Em suma, o tradutor é também criador de novos textos, de novas obras que, uma vez terminadas, entram no polissistema literário de uma determinada cultura, influenciando-a e enriquecendo-a com a sua contribuição. Não é possível aceitar, portanto, a idéia de que literatura traduzida não seja literatura, ou de que o tradutor não seja um escritor.

Se o objetivo principal, ou aquele ao redor do qual confluíram os outros objetivos desta pesquisa, foi o de defender o trabalho do tradutor, mas baseando-se em uma análise

precisa e detalhada das formas físicas do seu labor, por outro, se quis também questionar mitos ligados, de algum modo, ao processo tradutório ou criativo em geral.

O fato é que, embora ainda persista a idéia de que esse trabalho criativo seja algo espontâneo, ao se observarem os manuscritos do tradutor, depara-se com um outro tipo de abordagem.
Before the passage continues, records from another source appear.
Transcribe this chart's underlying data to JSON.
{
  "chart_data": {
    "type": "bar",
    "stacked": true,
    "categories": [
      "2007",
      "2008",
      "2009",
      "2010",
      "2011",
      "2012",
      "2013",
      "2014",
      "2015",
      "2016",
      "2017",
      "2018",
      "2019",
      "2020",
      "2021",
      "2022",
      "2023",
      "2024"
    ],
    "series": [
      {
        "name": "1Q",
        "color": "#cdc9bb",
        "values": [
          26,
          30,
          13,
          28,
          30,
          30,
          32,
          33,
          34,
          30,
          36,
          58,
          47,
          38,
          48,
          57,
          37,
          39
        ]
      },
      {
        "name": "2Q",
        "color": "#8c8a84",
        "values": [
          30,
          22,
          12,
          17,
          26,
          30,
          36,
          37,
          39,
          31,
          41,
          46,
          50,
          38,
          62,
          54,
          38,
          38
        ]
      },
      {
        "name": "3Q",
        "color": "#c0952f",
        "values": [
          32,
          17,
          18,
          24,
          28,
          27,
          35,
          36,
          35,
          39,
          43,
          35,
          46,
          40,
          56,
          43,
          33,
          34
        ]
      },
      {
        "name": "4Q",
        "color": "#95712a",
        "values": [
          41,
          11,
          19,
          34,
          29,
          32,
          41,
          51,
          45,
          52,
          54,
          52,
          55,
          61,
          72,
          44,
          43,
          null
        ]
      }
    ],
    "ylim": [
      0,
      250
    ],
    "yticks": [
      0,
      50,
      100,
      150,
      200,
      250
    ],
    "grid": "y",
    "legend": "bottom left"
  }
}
O trabalho de criação que os manuscritos revelam é um oficio com regras, leis, etapas precisas que requerem conhecimento, disciplina, criatividade, esforço e paciência que não dependem somente do autor/tradutor. Pois, ele não domina, completamente, seu conhecimento e seu processo de criação, que se comporta como um sistema complexo, cuja aparente organização vê-se constantemente ameaçada e modificada pelo ruído, ou seja, pela chegada de novas informações que o autor e seu sistema criativo recebem dos polissistemas ao seu redor. São esses ruídos, que dão sempre um novo e imprevisível rumo a esse trabalho, por isso não faz sentido se falar em obra acabada, final, interpretável e compreensível, mas sim, de processo criativo instável, imprevisível e subjetivo. Por isso não faz sentido falar do autor de uma obra, mas sim de autores, desde que no processo de criação de um texto participam, freqüentemente, o escritor, a editora, os revisores e os organizadores. Todos eles deixam marcas precisas, mas não tão visíveis assim, a menos que se tenha o privilégio de estudar, como neste caso, os seus manuscritos. Por isso não faz sentido falar de fidelidade ao

original, de mensagem do autor, de equivalência entre original e texto final. Mas sim, prefere-

se falar de validade e dignidade dos originais ou do trabalho do tradutor e de seus textos nunca completamente acabados, que ajudam a compor um polissistema literário e o mantém vivo. Logo, um texto pode ser considerado literário, não enquanto texto acabado, mas sim enquanto texto portador de sentidos poéticos múltiplos.